LE MONDE | 14.08.02 | 11h47

(...)
Ce puissant courant chaud réchauffe la façade ouest de l'Europe (Royaume-Uni, côte atlantique française, Pays basque espagnol). Sans lui, cette zone serait aussi froide que le Canada, qui se trouve à la même latitude. Le Gulf Stream prend naissance dans le golfe du Mexique, longe les côtes américaines et se disperse au niveau du Labrador pour laisser la place à la dérive nord-atlantique, qui file vers l'Europe et le nord-est de l'Atlantique.

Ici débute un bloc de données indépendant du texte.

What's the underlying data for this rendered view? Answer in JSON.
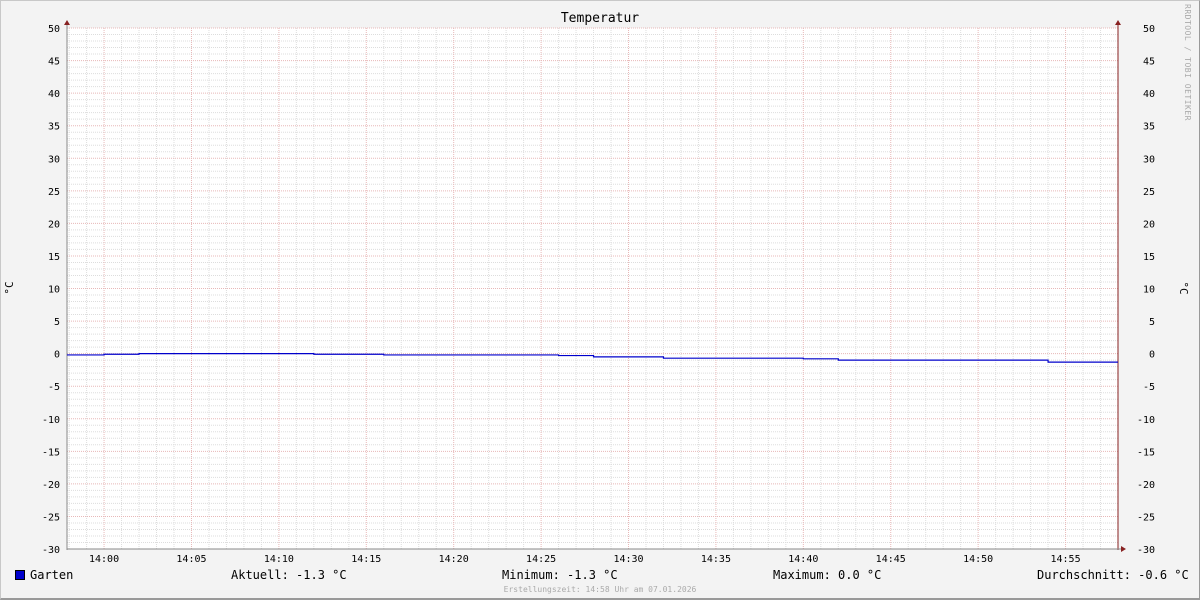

Les eaux chaudes de ce courant très puissant perdent baucoup d'humidité pendant leur évaporation, rendant la mer plus salée. Dans l'Atlantique nord, au niveau de la Norvège, le flux d'eau lourdement salée devient assez froid pour s'enfoncer en engendrant un courant océanique profond, appelé le North Atlantic Deep Water (NADW). Ce dernier fait partie de la grande circulation océanique mondiale. Il agit en tant que mécanisme de traction sur le Gulf Stream et, en maintenant sa direction et son intensité, contribue à la conservation d'un climat doux sur l'Europe de l'Ouest. A plusieurs reprises dans le passé, le NADW s'est interrompu sous l'effet des variations climatiques mondiales. Affectant le Gulf Stream, ce phénomène a provoqué un refroidissement du climat des côtes ouest de l'Europe. La poursuite du réchauffement climatique actuel favorise le renouvellement de ce processus.